Figlio di un cuoco e di una cameriera, studiò per un certo periodo presso il Seminario di Colle Val d’Elsa grazie all’aiuto della famiglia Ginori, per la quale i genitori prestavano servizio; successivamente, abbandonata la carriera ecclesiastica, col sostegno economico di uno zio frequentò il Liceo degli Scolopi a Collodi, paese di origine della madre. Racconti dello stesso Lorenzini ci trasmettono il ritratto di uno scolaro poco propenso agli studi e alla disciplina scolastica, più votato alle attività di fantasia e ricreative, agli scherzi, al gioco, al teatro e alla musica.

La vicinanza al mondo aristocratico, cui aveva per forza accesso, anche se a latere, lo scarso rendimento scolastico e la presenza di una madre dal carattere mite e dai modi gentili saranno elementi che lo accompagneranno per tutta la vita, rientrando in qualche modo anche nei suoi scritti di fantasia.

Interrotti gli studi nel 1844, a 18 anni si impiegò presso la libreria editrice Piatti come commesso e redattore del bollettino dei nuovi libri.

Fu sicuramente un’esperienza significativa che lo avvicinò al mondo delle lettere, stimolando la sua curiosità e delineando un’attitudine che si concretò prima nella traduzione dal francese delle fiabe di Perrault, poi nella stesura di racconti di sua creazione come I racconti delle fate (1876), Giannettino (1877), Minuzzolo (1878), e ovviamente Le avventure di Pinocchio (1883), romanzo cui legò per sempre il suo nome ma che rappresenta solo una parte della sua produzione narrativa e appartiene a un’età già matura.

Per molto tempo una vulgata comune ha tramandato l’immagine di un Collodi poco interessante riducendolo a “padre di Pinocchio” (Bertacchini) ed esaurendo la sua vicenda umana e culturale in questo. Riferendosi a lui, non scriveva forse Calvino di un autore “inesistente” cioè dalla biografia senza eventi di rilievo, a dispetto della gloria del suo libro (Ma Collodi non esiste, in La Repubblica, 20 aprile 1981)?

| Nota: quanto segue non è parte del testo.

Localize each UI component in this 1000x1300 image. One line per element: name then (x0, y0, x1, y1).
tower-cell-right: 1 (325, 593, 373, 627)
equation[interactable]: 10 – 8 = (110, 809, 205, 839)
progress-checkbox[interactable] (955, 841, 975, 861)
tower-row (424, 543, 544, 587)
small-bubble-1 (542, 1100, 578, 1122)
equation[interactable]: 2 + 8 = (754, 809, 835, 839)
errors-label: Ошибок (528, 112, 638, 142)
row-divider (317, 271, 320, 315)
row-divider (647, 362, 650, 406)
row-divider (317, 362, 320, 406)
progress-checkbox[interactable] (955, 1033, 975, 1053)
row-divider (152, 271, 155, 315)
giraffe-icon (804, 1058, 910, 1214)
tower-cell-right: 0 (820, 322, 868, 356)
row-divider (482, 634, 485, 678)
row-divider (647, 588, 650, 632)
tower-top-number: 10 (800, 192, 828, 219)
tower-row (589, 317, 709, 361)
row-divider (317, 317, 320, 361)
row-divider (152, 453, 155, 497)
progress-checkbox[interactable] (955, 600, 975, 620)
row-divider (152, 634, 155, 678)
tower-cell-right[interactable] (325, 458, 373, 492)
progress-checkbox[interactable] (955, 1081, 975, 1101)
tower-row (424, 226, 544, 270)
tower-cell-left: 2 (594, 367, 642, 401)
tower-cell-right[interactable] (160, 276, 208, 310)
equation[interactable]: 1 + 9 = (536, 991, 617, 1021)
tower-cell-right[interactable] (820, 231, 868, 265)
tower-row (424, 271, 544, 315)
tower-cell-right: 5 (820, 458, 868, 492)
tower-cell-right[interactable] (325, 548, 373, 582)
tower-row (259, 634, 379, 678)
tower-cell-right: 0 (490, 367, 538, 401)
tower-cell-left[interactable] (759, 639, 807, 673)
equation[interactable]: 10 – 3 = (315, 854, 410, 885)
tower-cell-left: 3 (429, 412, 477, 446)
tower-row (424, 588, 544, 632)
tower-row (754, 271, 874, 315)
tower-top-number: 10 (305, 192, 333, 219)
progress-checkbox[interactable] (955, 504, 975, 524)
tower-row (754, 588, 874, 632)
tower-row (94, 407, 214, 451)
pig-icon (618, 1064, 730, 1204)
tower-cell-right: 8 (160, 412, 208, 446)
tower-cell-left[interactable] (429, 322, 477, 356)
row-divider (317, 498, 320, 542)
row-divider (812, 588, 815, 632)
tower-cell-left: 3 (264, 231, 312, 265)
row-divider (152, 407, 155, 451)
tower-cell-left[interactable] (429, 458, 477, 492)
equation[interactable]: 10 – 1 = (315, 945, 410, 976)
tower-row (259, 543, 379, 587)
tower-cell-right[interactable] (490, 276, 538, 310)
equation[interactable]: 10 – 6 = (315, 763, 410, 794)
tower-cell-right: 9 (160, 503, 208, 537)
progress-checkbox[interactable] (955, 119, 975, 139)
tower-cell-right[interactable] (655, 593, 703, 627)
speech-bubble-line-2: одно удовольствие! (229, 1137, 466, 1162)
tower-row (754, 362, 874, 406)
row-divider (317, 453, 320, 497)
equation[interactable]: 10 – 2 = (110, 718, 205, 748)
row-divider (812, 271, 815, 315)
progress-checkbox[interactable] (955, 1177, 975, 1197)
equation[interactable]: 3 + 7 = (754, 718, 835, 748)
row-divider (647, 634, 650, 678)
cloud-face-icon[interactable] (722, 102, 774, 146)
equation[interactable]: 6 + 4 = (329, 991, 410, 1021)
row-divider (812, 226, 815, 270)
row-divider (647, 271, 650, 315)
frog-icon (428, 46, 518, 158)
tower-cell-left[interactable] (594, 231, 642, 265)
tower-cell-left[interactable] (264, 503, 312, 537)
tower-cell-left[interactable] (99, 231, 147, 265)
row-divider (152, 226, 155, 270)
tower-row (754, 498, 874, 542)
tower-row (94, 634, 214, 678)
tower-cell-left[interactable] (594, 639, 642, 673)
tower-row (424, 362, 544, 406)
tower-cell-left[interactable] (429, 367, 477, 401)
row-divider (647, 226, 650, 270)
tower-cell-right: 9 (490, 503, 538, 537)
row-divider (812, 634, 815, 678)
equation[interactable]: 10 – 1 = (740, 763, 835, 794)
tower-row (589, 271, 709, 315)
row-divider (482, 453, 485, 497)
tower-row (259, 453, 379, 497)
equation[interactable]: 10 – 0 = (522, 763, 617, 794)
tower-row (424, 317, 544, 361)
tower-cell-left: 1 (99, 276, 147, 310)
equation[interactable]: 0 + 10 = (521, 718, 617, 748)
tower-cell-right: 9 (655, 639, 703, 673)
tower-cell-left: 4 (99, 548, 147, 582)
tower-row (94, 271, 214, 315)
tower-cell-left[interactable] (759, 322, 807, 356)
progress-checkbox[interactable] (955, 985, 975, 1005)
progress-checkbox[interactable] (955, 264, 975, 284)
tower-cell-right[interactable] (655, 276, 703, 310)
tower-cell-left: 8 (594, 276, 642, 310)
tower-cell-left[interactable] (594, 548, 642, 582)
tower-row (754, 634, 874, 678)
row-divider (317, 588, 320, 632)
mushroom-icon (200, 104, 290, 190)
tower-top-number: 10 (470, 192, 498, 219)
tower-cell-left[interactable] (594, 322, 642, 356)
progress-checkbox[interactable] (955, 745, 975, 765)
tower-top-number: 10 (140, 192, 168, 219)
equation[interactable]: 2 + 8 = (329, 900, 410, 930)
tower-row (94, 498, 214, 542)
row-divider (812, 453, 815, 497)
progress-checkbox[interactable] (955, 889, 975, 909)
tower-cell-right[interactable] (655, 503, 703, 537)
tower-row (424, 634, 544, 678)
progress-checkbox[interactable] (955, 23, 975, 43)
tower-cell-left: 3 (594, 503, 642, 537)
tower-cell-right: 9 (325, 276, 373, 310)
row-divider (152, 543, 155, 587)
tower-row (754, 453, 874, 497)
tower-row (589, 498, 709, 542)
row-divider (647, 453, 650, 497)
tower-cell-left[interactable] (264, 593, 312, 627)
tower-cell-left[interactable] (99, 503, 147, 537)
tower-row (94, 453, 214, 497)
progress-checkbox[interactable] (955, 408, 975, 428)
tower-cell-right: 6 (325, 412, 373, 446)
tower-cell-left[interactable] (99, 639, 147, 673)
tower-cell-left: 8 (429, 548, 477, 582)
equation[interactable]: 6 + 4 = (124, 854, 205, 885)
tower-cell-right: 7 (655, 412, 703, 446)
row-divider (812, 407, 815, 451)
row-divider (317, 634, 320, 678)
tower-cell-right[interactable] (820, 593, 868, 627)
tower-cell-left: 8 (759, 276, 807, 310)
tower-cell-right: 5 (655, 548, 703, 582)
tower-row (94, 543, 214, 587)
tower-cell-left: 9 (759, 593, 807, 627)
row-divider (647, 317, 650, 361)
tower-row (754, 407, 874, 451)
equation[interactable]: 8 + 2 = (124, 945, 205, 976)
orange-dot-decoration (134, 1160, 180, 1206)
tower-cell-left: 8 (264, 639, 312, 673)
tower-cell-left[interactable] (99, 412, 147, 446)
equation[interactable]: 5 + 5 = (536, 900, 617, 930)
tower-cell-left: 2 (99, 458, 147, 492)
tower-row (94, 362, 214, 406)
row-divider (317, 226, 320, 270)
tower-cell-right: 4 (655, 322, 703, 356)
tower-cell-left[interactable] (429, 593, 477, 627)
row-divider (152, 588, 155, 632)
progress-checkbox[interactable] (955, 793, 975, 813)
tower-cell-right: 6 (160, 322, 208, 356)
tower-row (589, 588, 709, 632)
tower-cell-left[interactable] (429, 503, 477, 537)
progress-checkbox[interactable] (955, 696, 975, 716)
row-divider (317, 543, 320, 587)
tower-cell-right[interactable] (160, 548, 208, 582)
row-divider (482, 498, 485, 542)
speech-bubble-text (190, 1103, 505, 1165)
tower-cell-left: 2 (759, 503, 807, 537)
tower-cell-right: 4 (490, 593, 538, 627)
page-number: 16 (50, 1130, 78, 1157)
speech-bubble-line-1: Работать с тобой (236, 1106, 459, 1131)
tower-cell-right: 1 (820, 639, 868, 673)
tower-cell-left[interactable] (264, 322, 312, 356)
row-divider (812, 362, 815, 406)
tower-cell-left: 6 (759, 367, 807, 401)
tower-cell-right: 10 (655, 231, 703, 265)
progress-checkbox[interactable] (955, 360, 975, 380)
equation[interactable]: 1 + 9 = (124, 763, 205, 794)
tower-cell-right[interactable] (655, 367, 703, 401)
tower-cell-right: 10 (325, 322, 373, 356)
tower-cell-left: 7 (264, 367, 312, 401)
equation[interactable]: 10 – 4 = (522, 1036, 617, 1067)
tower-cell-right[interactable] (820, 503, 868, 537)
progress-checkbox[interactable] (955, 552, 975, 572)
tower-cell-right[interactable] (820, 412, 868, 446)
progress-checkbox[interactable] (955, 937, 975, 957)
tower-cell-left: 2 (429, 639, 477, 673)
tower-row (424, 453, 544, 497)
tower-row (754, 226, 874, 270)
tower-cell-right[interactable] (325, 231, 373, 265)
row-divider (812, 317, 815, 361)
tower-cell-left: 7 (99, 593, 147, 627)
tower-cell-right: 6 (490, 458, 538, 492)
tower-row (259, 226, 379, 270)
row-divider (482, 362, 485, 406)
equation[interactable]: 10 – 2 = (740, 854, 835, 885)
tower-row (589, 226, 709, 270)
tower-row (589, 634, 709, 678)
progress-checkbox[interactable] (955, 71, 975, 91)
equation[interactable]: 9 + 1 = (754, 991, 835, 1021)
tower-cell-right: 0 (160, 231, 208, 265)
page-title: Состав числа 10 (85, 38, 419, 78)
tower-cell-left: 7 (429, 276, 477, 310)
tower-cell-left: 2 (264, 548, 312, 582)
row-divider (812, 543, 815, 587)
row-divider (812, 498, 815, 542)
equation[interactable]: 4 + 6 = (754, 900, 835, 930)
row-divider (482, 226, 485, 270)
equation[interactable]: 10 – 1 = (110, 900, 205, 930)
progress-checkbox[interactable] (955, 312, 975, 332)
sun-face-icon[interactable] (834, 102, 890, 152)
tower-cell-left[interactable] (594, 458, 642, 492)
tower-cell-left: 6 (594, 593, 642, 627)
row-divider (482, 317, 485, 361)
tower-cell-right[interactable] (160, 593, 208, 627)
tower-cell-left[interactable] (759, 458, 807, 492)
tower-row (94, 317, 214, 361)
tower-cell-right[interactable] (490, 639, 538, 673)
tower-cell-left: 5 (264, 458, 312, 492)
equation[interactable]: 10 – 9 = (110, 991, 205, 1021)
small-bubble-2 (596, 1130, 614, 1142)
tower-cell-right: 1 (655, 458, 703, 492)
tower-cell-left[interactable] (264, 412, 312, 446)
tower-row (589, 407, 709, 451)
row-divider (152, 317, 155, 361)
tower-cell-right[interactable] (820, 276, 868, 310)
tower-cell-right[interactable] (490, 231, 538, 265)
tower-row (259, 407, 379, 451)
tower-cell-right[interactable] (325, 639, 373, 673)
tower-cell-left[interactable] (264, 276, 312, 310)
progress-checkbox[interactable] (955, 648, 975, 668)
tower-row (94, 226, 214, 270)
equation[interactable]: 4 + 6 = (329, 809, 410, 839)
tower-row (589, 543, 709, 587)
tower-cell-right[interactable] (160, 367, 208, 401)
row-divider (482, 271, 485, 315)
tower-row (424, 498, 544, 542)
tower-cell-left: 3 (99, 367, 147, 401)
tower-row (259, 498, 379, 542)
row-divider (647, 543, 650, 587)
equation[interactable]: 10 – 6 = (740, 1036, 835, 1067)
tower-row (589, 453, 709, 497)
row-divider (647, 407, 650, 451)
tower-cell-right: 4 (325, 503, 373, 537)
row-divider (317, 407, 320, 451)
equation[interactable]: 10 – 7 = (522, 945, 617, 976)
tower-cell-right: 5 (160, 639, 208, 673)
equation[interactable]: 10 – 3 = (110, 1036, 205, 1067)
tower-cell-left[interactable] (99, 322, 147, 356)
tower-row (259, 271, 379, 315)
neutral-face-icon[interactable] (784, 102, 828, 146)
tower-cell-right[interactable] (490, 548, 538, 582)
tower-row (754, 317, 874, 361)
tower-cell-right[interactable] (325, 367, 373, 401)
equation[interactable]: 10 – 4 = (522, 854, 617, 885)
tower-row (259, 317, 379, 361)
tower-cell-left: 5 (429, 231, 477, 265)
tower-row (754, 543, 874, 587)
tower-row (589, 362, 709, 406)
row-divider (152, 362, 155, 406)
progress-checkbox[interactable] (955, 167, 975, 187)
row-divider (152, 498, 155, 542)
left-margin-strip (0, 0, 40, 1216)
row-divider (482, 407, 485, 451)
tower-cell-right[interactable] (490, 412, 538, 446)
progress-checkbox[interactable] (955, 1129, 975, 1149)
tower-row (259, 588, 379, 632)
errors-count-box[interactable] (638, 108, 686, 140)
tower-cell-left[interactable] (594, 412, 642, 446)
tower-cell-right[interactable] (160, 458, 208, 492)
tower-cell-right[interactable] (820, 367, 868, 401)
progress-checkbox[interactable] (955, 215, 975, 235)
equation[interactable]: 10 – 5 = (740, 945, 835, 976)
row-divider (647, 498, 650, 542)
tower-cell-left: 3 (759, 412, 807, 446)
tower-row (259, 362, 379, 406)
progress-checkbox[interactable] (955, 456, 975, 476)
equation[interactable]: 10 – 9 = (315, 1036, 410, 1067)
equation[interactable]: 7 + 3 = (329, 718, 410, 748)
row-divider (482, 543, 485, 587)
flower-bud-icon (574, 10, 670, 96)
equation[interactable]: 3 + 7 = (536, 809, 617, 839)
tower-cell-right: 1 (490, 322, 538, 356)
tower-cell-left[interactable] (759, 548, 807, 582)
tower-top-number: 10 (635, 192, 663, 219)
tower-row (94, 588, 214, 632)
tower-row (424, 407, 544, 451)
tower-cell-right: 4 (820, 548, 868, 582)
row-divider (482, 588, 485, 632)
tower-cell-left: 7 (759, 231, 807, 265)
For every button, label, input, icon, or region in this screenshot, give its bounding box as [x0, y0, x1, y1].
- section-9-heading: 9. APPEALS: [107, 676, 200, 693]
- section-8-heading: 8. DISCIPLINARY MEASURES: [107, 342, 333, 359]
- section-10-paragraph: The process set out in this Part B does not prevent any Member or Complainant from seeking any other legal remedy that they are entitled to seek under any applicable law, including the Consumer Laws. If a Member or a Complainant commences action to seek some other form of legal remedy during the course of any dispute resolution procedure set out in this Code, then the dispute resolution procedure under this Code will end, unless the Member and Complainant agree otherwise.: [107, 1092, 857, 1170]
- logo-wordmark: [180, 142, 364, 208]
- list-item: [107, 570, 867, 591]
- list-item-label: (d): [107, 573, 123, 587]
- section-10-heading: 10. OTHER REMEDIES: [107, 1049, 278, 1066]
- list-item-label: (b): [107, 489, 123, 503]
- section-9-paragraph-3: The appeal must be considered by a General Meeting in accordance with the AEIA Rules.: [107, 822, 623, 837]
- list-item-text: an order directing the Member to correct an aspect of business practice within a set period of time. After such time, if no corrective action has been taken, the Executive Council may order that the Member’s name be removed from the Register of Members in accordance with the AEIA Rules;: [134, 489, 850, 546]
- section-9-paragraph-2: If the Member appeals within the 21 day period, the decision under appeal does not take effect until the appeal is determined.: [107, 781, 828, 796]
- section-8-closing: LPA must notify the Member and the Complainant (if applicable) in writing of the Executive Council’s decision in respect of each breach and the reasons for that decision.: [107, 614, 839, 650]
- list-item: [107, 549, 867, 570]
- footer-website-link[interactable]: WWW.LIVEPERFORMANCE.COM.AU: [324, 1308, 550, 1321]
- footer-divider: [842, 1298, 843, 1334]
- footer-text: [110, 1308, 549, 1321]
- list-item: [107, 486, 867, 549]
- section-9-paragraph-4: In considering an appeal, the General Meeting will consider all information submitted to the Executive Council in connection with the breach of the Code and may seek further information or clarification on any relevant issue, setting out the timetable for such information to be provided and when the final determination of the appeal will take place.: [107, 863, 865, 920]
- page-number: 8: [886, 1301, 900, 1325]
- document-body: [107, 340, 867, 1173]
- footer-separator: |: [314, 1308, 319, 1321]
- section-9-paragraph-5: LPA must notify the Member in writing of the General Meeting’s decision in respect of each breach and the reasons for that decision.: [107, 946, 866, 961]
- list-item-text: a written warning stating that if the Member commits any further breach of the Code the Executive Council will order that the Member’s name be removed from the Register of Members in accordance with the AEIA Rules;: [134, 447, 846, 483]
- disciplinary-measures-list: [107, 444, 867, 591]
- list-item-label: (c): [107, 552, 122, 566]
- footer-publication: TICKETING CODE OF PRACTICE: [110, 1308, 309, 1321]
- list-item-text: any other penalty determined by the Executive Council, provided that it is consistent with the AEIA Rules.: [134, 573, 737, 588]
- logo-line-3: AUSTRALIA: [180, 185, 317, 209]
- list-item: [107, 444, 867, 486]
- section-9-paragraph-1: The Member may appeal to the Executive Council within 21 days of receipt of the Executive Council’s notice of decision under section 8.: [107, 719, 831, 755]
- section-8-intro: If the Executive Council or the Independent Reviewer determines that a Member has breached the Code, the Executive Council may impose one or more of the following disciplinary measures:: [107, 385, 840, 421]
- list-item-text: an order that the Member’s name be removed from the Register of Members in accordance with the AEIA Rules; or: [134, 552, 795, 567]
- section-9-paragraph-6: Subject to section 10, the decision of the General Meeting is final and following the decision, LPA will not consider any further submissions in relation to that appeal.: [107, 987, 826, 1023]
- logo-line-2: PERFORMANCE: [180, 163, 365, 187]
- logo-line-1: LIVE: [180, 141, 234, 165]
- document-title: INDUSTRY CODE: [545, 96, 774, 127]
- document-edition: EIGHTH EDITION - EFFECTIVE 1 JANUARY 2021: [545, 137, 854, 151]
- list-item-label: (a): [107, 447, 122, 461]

Studi più recenti restituiscono oggi una figura dell’autore maggiormente sfaccettata e complessa, impegnata su molti fronti, letterario e linguistico (nel 1868 fece parte di una commissione per la redazione di un dizionario della lingua parlata italiana), ma anche civile, politico e militare come dimostrano i contributi sulla rivista da lui stesso fondata Il Lampione, di stampo satirico e impostazione laica, e su La Lente, Lo spettatore, La Vedetta, Lo scaramuccia nonché la partecipazione, da volontario, alle guerre d’Indipendenza nel 1848 e nel 1859 sorretto, come tanti giovani della sua generazione, da un forte sentimento patriottico. Dal 12 aprile 1883 all’8 dicembre 1886 fu direttore del Giornale per i Bambini. Con una fama ormai consolidata, e il successo via via crescente de Le avventure di Pinocchio, Collodi si spense il 26 ottobre 1890 in casa sua.

Nel 1962 fu costituita la Fondazione Nazionale Carlo Collodi col preciso intento di divulgare l’opera intera di Collodi. Le celebrazioni per il bicentenario della nascita di Collodi possono dunque costituire un’ulteriore occasione per riaprire studi e riflessioni sull’autore riposizionandolo nel giusto novero tra gli altri scrittori italiani della sua epoca.